What is indirect procurement?
Indirect procurement refers to supplies and services that keep the business running:
Spending categories such as facilities, utilities, maintenance services, HR, and office supplies. One of the challenges of indirect procurement, also known as indirect spend, is that it often flies under the radar. While businesses are able to optimize costs for direct spend, indirect spend contributes to tail spend — and can be challenging to manage.
[Read more: 3 indirect procurement challenges]
At large enterprises, indirect procurement can often be fragmented among multiple locations, business units, and categories. This makes it hard for the procurement team to identify and manage indirect procurement. Nevertheless, there are crucial benefits to doing so.
The benefits of managing indirect procurement
Traditionally, organizations focus more on managing direct procurement. However, McKinsey estimates that indirect spend has been growing by an estimated 7% per year globally since 2011. The few organizations that do take an active approach to managing indirect procurement reap the benefits.
By some estimates, indirect procurement can account for 15 - 30% of an organization’s total spending. That’s a huge amount of costs that are potentially unexamined. Simply by tackling indirect procurement, an organization can reduce service and product costs by 10 - 15%, and reduce the manual effort required to manage suppliers by 30 - 50%, according to McKinsey’s research.
Beyond improving the company’s bottom line, managing indirect procurement helps reduce risk and maintain compliance. Direct suppliers are usually put through due diligence, legal checks, and monitoring over the course of the business relationship. This helps businesses manage reputational, compliance, and operational risk. Indirect procurement partners aren’t vetted and monitored in the same way. Nearly 75% of spending is left unchecked by compliance policies and processes.
And, finally, managing indirect procurement gives businesses a competitive advantage in the marketplace. Managing indirect procurement often requires building strong supplier relationships. When there are supply chain issues, or material shortages, you can rely on trusted partners to keep your business running. Businesses that build close relationships with their indirect procurement partners work together to innovate better solutions and identify potential problems early.
How to manage indirect procurement
How can procurement teams begin to bring fragmented, opaque indirect procurement together to harness these benefits?
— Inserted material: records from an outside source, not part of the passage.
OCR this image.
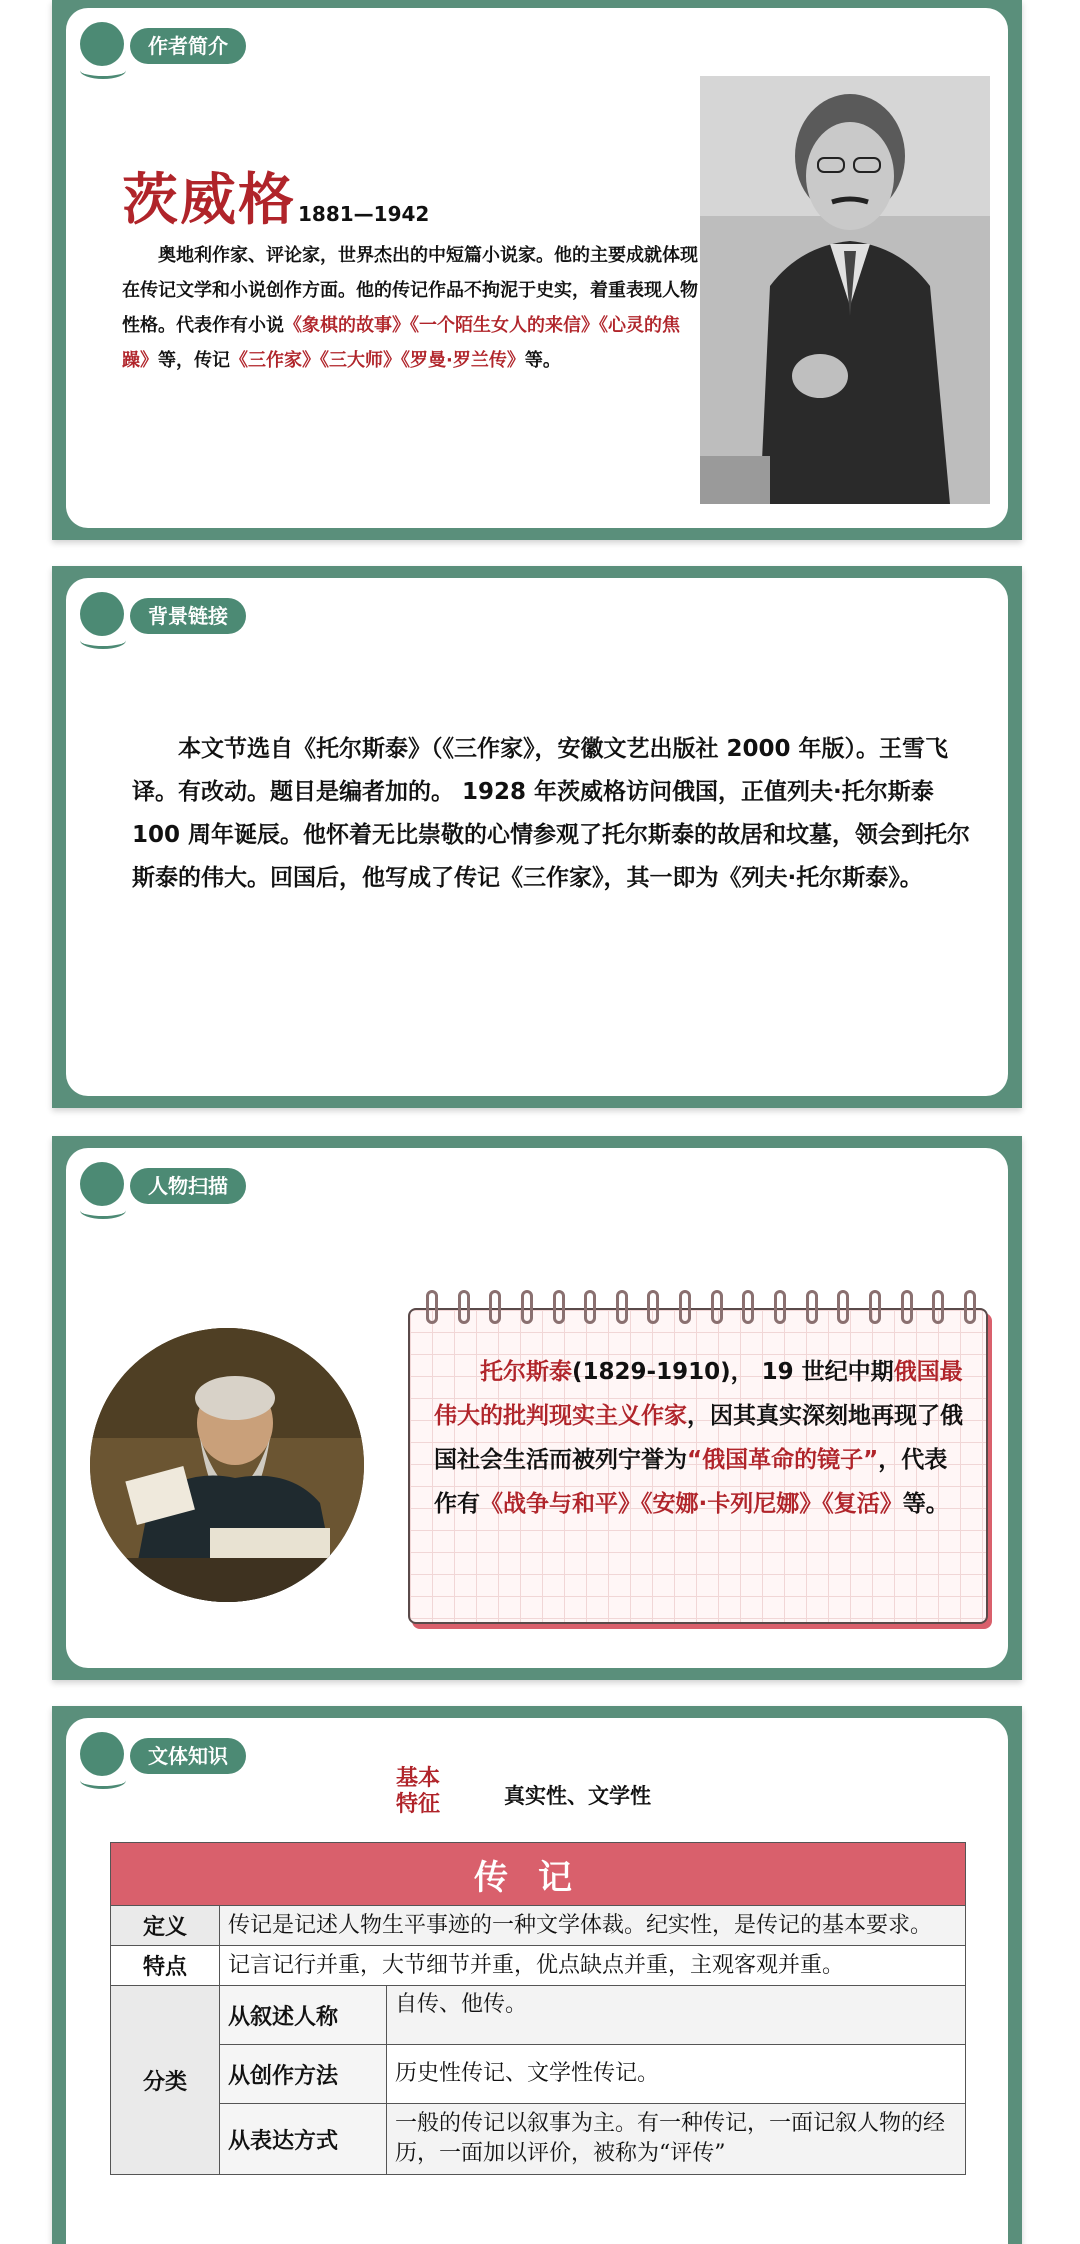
作者简介
茨威格 1881—1942
奥地利作家、评论家，世界杰出的中短篇小说家。他的主要成就体现在传记文学和小说创作方面。他的传记作品不拘泥于史实，着重表现人物性格。代表作有小说《象棋的故事》《一个陌生女人的来信》《心灵的焦躁》等，传记《三作家》《三大师》《罗曼·罗兰传》等。
背景链接
本文节选自《托尔斯泰》（《三作家》，安徽文艺出版社 2000 年版）。王雪飞译。有改动。题目是编者加的。 1928 年茨威格访问俄国，正值列夫·托尔斯泰 100 周年诞辰。他怀着无比崇敬的心情参观了托尔斯泰的故居和坟墓，领会到托尔斯泰的伟大。回国后，他写成了传记《三作家》，其一即为《列夫·托尔斯泰》。
人物扫描
托尔斯泰(1829-1910)， 19 世纪中期俄国最伟大的批判现实主义作家，因其真实深刻地再现了俄国社会生活而被列宁誉为“俄国革命的镜子”，代表作有《战争与和平》《安娜·卡列尼娜》《复活》等。
文体知识
基本
特征	真实性、文学性
传记		
定义	传记是记述人物生平事迹的一种文学体裁。纪实性，是传记的基本要求。	
特点	记言记行并重，大节细节并重，优点缺点并重，主观客观并重。	
分类	从叙述人称	自传、他传。
	从创作方法	历史性传记、文学性传记。
	从表达方式	一般的传记以叙事为主。有一种传记，一面记叙人物的经历，一面加以评价，被称为“评传”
Digital transformation is a key part of managing indirect procurement. McKinsey outlines a number of opportunities for digital transformation in indirect procurement, including:
- Intelligent spend engines: these tools pair with machine-learning to classify and categorize spending. “Full transparency into analytical opportunities and validation status is enabled by automated data extraction from enterprise resource-planning (ERP) systems and databases, along with automated harmonization and classification,” writes McKinsey.
- Advanced analytics solutions: these tools are able to help organizations identify cost-saving and process-optimization opportunities.
- Online B2B ordering platforms: e-marketplaces for supplier evaluation and selection can be leveraged to reduce costs and increase service levels. “Price reductions enable savings of 6 to 15 percent, while access to an expanded assortment eliminates a company’s dependency on single suppliers,” reports McKinsey.
- Automated P2P: adding automation to a procure-to-pay system helps to ensure supplier payment and improve cash-flow management. Analysis shows that companies that deploy an automated P2P achieved 15 - 25% savings in most transactions and reduced processing times from days to minutes.
Adding technology isn’t the only way to improve indirect procurement. Analysts also recommend using a budgeting approach called zero-based budgeting. This method allocates funding for indirect procurement based on necessity, rather than budget history. No item is automatically included in the next budget; instead, every purchase is reviewed and justified at the beginning of the budget cycle.
This may seem like a time-consuming approach to indirect procurement, but with the right budgeting tools, this process can help companies capture 10-20% more savings. Inefficient spending can be reallocated to important business priorities, and companies can reduce tail spend in meaningful ways.
Ultimately, managing indirect procurement is about bringing greater visibility to this spending category, using technology to automate, track and analyze your purchases, implementing rigorous processes for controlling indirect spending, and employing intelligent spend platforms to make the process easier and more efficient. In doing this you can achieve a greater number of RFQs which will result in more competitive and transparent prices.